QwenLM / Qwen2-VL

Qwen2-VL is the multimodal large language model series developed by Qwen team, Alibaba Cloud.
Apache License 2.0
2.33k stars 130 forks source link

use Qwen2VLModel in huggingface got an unexpected keyword argument 'pixel_values' #266

Open mearcstapa-gqz opened 2 days ago

mearcstapa-gqz commented 2 days ago
from PIL import Image
import requests
from transformers import AutoProcessor, Qwen2VLModel

model = Qwen2VLModel.from_pretrained("Qwen/Qwen2-VL-2B-Instruct")
processor = AutoProcessor.from_pretrained("Qwen/Qwen2-VL-2B-Instruct")

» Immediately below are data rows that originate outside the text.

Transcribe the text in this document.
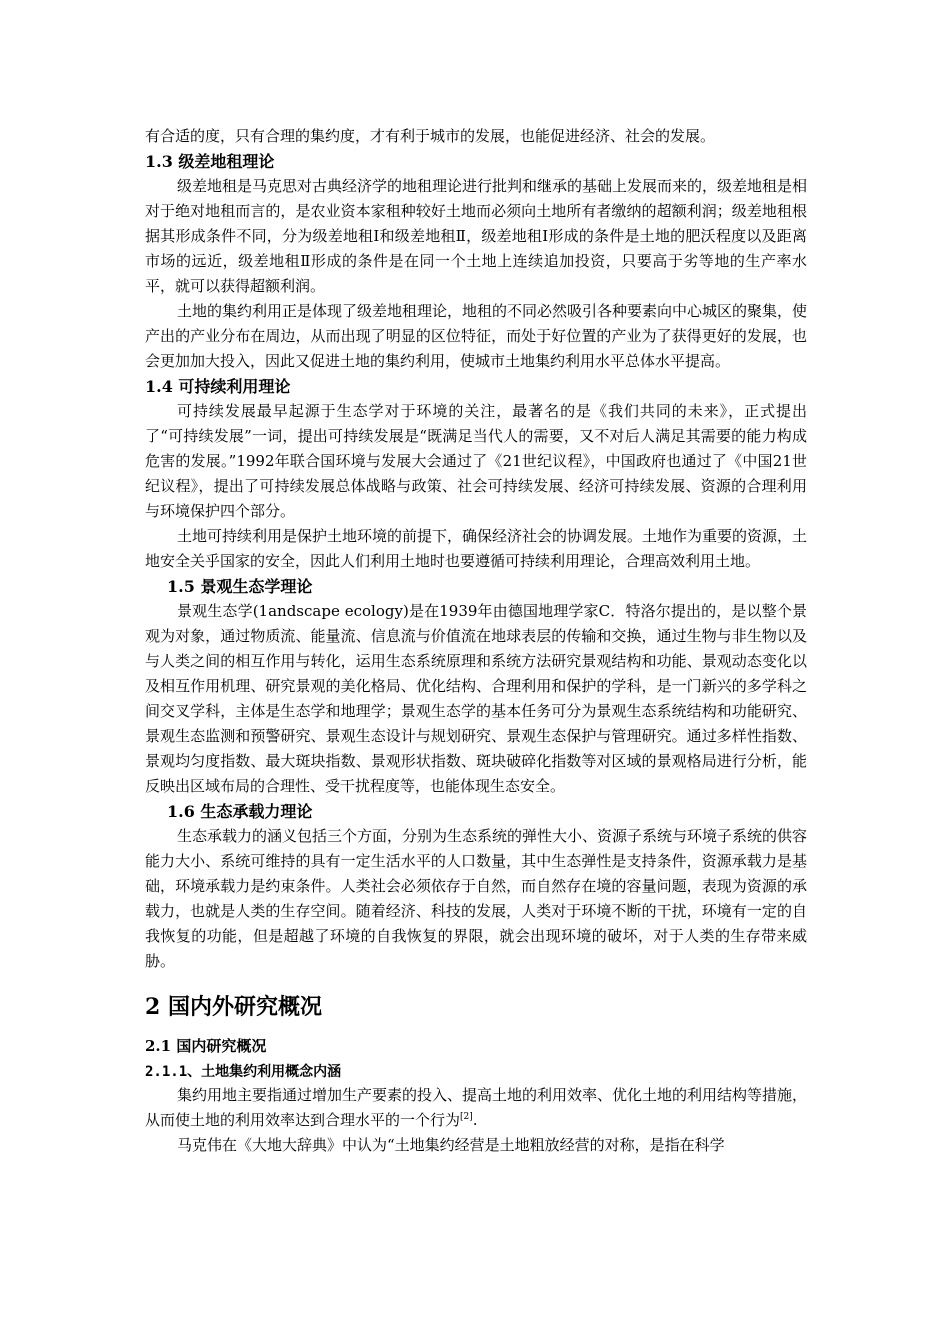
有合适的度，只有合理的集约度，才有利于城市的发展，也能促进经济、社会的发展。

1.3 级差地租理论

级差地租是马克思对古典经济学的地租理论进行批判和继承的基础上发展而来的，级差地租是相对于绝对地租而言的，是农业资本家租种较好土地而必须向土地所有者缴纳的超额利润；级差地租根据其形成条件不同，分为级差地租Ⅰ和级差地租Ⅱ，级差地租Ⅰ形成的条件是土地的肥沃程度以及距离市场的远近，级差地租Ⅱ形成的条件是在同一个土地上连续追加投资，只要高于劣等地的生产率水平，就可以获得超额利润。

土地的集约利用正是体现了级差地租理论，地租的不同必然吸引各种要素向中心城区的聚集，使产出的产业分布在周边，从而出现了明显的区位特征，而处于好位置的产业为了获得更好的发展，也会更加加大投入，因此又促进土地的集约利用，使城市土地集约利用水平总体水平提高。

1.4 可持续利用理论

可持续发展最早起源于生态学对于环境的关注，最著名的是《我们共同的未来》，正式提出了“可持续发展”一词，提出可持续发展是“既满足当代人的需要，又不对后人满足其需要的能力构成危害的发展。”1992年联合国环境与发展大会通过了《21世纪议程》，中国政府也通过了《中国21世纪议程》，提出了可持续发展总体战略与政策、社会可持续发展、经济可持续发展、资源的合理利用与环境保护四个部分。

土地可持续利用是保护土地环境的前提下，确保经济社会的协调发展。土地作为重要的资源，土地安全关乎国家的安全，因此人们利用土地时也要遵循可持续利用理论，合理高效利用土地。

1.5 景观生态学理论

景观生态学(1andscape ecology)是在1939年由德国地理学家C．特洛尔提出的，是以整个景观为对象，通过物质流、能量流、信息流与价值流在地球表层的传输和交换，通过生物与非生物以及与人类之间的相互作用与转化，运用生态系统原理和系统方法研究景观结构和功能、景观动态变化以及相互作用机理、研究景观的美化格局、优化结构、合理利用和保护的学科，是一门新兴的多学科之间交叉学科，主体是生态学和地理学；景观生态学的基本任务可分为景观生态系统结构和功能研究、景观生态监测和预警研究、景观生态设计与规划研究、景观生态保护与管理研究。通过多样性指数、景观均匀度指数、最大斑块指数、景观形状指数、斑块破碎化指数等对区域的景观格局进行分析，能反映出区域布局的合理性、受干扰程度等，也能体现生态安全。

1.6 生态承载力理论

生态承载力的涵义包括三个方面，分别为生态系统的弹性大小、资源子系统与环境子系统的供容能力大小、系统可维持的具有一定生活水平的人口数量，其中生态弹性是支持条件，资源承载力是基础，环境承载力是约束条件。人类社会必须依存于自然，而自然存在境的容量问题，表现为资源的承载力，也就是人类的生存空间。随着经济、科技的发展，人类对于环境不断的干扰，环境有一定的自我恢复的功能，但是超越了环境的自我恢复的界限，就会出现环境的破坏，对于人类的生存带来威胁。

2 国内外研究概况

2.1 国内研究概况

2.1.1、土地集约利用概念内涵

集约用地主要指通过增加生产要素的投入、提高土地的利用效率、优化土地的利用结构等措施，从而使土地的利用效率达到合理水平的一个行为[2].

马克伟在《大地大辞典》中认为“土地集约经营是土地粗放经营的对称，是指在科学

url = "http://images.cocodataset.org/val2017/000000039769.jpg"
image = Image.open(requests.get(url, stream=True).raw)
inputs = processor(text=["a photo of a cat"], images=image, return_tensors="pt", padding=True)

outputs = model(**inputs)

TypeError: Qwen2VLModel.forward() got an unexpected keyword argument 'pixel_values'

I assume Qwen2VLModel should be used to get hidden states from text and image input, but looks like the normal pipeline fails

mearcstapa-gqz commented 2 days ago

same as https://github.com/QwenLM/Qwen2-VL/issues/166